The research group lead by Assistant Professor Tomohide Takaya previously discovered an oligodeoxynucleotide (ODN) that induces muscle differentiation. The research group thought that there might be an ODN that promotes bone differentiation and conducted this study. As a result, the group succeeded in identifying an 18-base osteogenetic ODN (osteoDN), iSN40, that promotes the differentiation of mouse osteoblasts from 44 types of ODN derived from the genomic sequence of lactic acid bacteria. The study confirmed that iSN40 has the effect of inducing the expression of genes required for bone differentiation and maturing calcium-deposited bone cells. iSN40 is expected to be applied as a nucleic acid drug useful for the treatment of osteoporosis as an ODN that activates osteoblasts.

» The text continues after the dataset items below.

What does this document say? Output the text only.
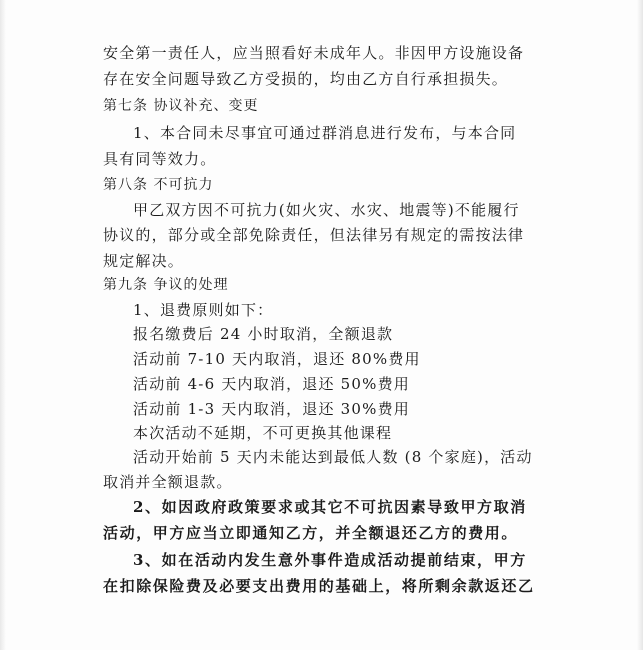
安全第一责任人，应当照看好未成年人。非因甲方设施设备
存在安全问题导致乙方受损的，均由乙方自行承担损失。
第七条 协议补充、变更
1、本合同未尽事宜可通过群消息进行发布，与本合同
具有同等效力。
第八条 不可抗力
甲乙双方因不可抗力(如火灾、水灾、地震等)不能履行
协议的，部分或全部免除责任，但法律另有规定的需按法律
规定解决。
第九条 争议的处理
1、退费原则如下：
报名缴费后 24 小时取消，全额退款
活动前 7-10 天内取消，退还 80%费用
活动前 4-6 天内取消，退还 50%费用
活动前 1-3 天内取消，退还 30%费用
本次活动不延期，不可更换其他课程
活动开始前 5 天内未能达到最低人数 (8 个家庭)，活动
取消并全额退款。
2、如因政府政策要求或其它不可抗因素导致甲方取消
活动，甲方应当立即通知乙方，并全额退还乙方的费用。
3、如在活动内发生意外事件造成活动提前结束，甲方
在扣除保险费及必要支出费用的基础上，将所剩余款返还乙
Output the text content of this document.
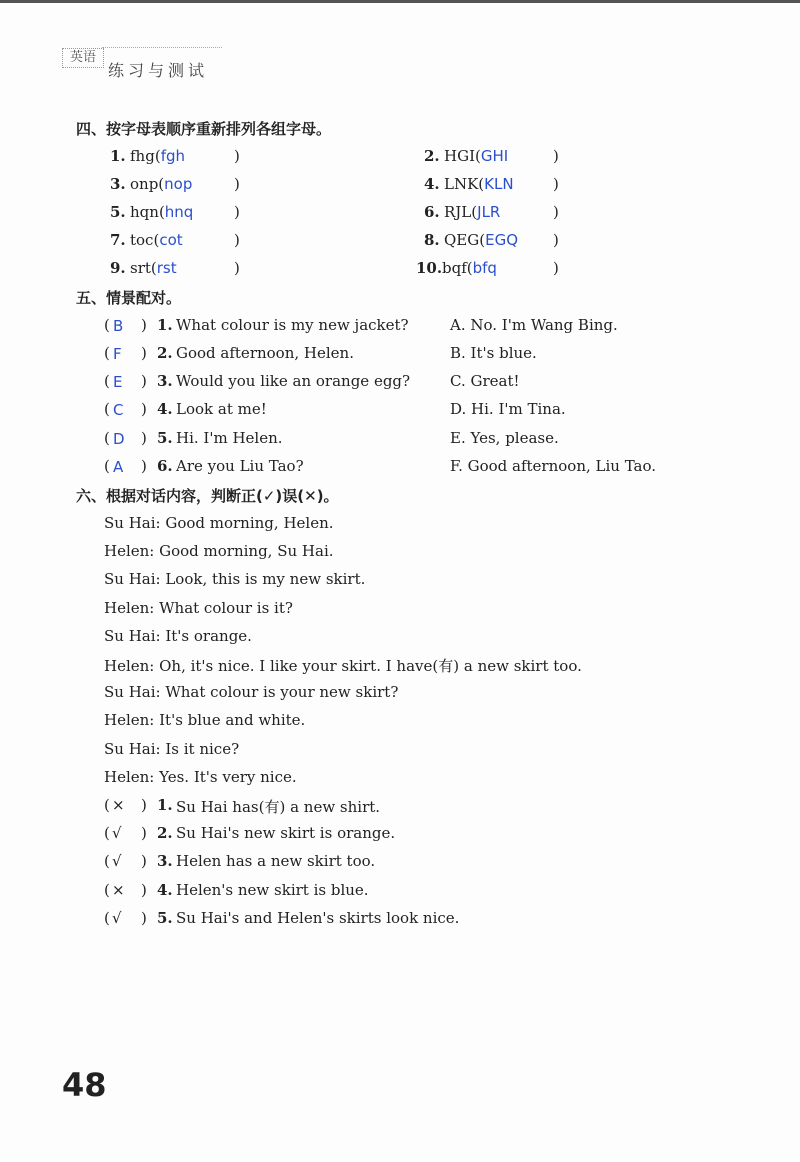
英语
练习与测试
四、按字母表顺序重新排列各组字母。
1. fhg(fgh	)	2. HGI(GHI	)
3. onp(nop	)	4. LNK(KLN	)
5. hqn(hnq	)	6. RJL(JLR	)
7. toc(cot	)	8. QEG(EGQ )
9. srt(rst	)	10. bqf(bfq	)
五、情景配对。
( B ) 1. What colour is my new jacket?	A. No. I'm Wang Bing.
( F ) 2. Good afternoon, Helen.	B. It's blue.
( E ) 3. Would you like an orange egg?	C. Great!
( C ) 4. Look at me!	D. Hi. I'm Tina.
( D ) 5. Hi. I'm Helen.	E. Yes, please.
( A ) 6. Are you Liu Tao?	F. Good afternoon, Liu Tao.
六、根据对话内容，判断正(✓)误(✕)。
Su Hai: Good morning, Helen.
Helen: Good morning, Su Hai.
Su Hai: Look, this is my new skirt.
Helen: What colour is it?
Su Hai: It's orange.
Helen: Oh, it's nice. I like your skirt. I have(有) a new skirt too.
Su Hai: What colour is your new skirt?
Helen: It's blue and white.
Su Hai: Is it nice?
Helen: Yes. It's very nice.
( × ) 1. Su Hai has(有) a new shirt.
( √ ) 2. Su Hai's new skirt is orange.
( √ ) 3. Helen has a new skirt too.
( × ) 4. Helen's new skirt is blue.
( √ ) 5. Su Hai's and Helen's skirts look nice.
48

The intent of this study was to act directly on the osteoblasts and promote bone differentiation, and to discover nucleic acid drug seeds that are useful for the treatment of osteoporosis. Although many people are at risk of bone fracture due to osteoporosis, the therapeutic agents currently in use are protein/peptide preparations such as antibodies and hormones (denosumab, romosozumab, etc.) which are hard to produce in quantity and remain expensive. On the other hand, nucleic acids can be synthesized inexpensively. Therefore, Assistant Professor Takaya hoped to propose the possibility of nucleic acid drugs for osteoporosis, because nucleic acids are easy to manufacture and store, and offer potential nanomolecules for next-generation drugs.

The research group was prepared to examine numerous DNA sequences and conduct lengthy experiments in their search for osteoDNs, which at the time was unknown if they may or may not exist. They were prepared for a long experimental period examining many DNA sequences but were pleasantly surprised by how easy it was to find the ODN. One might think that it was perhaps simply luck, or rather, Assistant Professor Takaya believes, it is the fact that we have not yet discovered osteoDNs. There may be far more ODN sequences, such as osteoDN, that affect the fate of cells than we had previously thought.

OsteoDNs which are short single-stranded DNA can promote the formation of bone cells. This bone-forming osteoDN is expected as a therapeutic drug for osteoporosis. The next step is to demonstrate the effect of bone-forming osteoDNs in animal models. Ultimately, the goal is to apply it in clinical setting as medicine for osteoporosis.